OI: What are the main challenges ahead and how do you envisage making a profit from these challenges?
LM: In any business, it comes down to dollars and the point is that it must be profitable. A number of initiatives may bring additional costs and then our challenge is to minimise those costs and still bring the maximum benefit, and that may not be an easy equation to manage.
A number of the industrial processes are based on the use of strong chemicals or intense energy demand, both may represent the best economic options. However, both of these represent more carbon emissions or water and air contamination. That’s valid for any industry on earth.
So there’s a general understanding that in addition to physical or chemicals process, we may be able to develop more biological processes on an industrial scale. Mankind already uses biological processes for many things and life on Earth depends on a number of those.
Is it possible to mine using those biological processes? What in addition to biology would be available in terms of mining and how can we further use these? In the beginning as with any new technology, it will not be as cost effective as with any existing technology. It’s a challenge to push over many hurdles, and there are a number of examples of this.
OI: You talk about the importance of education, partnerships and scientific innovation.
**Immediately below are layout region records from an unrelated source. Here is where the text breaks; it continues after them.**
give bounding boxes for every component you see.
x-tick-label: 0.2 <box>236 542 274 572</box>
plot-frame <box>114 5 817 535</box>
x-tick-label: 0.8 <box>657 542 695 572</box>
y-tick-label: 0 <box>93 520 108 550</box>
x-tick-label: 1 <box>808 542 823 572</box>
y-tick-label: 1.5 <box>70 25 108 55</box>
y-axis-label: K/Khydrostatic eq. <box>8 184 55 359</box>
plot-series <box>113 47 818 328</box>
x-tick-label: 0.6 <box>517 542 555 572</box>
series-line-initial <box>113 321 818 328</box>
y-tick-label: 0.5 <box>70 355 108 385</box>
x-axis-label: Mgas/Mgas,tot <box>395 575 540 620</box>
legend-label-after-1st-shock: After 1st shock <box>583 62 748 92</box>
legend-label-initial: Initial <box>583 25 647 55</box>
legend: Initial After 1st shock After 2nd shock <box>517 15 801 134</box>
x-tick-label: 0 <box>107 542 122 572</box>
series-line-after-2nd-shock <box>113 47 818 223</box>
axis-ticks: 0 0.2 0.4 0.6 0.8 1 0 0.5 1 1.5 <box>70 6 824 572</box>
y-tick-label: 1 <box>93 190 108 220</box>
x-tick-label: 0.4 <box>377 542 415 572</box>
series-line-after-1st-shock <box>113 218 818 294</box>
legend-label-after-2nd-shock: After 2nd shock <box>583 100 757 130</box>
What else do you consider important to the institutes work and long-term success?
LM: Entrepreneurship is a fundamental aspect of these scientific projects and that’s why we work with the Massachusetts Institute of Technology (MIT). Specifically we work with the Sloan School of Economics focusing on sustainability and respect for the environment, a perspective that may lead to longer-term survival for business. We currently have two of our researchers at sabbatical at MIT, and from next year, we should have a number of courses taking place in Belém.
OI: How do you think mining will change in the future?
LM: Mining is not often seen as a high tech activity and that has to do with the intensity of R&D investment. But, nowadays mining can be very high tech. It may involve autonomous vehicles and remote control of an operation hundreds of miles away.
It still has a long path ahead in terms of allowing other deposits to be mined, deposits that are currently not economically viable because they are at great depths or they have lower grades. In addition, allowing more review of materials represents the future of technology development in mining.
There are not that many ways to tap into the knowledge of different industries. Of course, all our industries try to develop partnerships in terms of academia.
There are strongholds in terms of mining technology with Canada, Australia, SA, the US, Japan a number of countries in Europe and the UK, which has been pioneering in terms of coal mining in particular.
Less often considered are places like Mexico and Romania. With globalisation comes more distributed knowledge, and there is a big challenge that involves tapping into this knowledge and we are trying to tackle this at the Institute.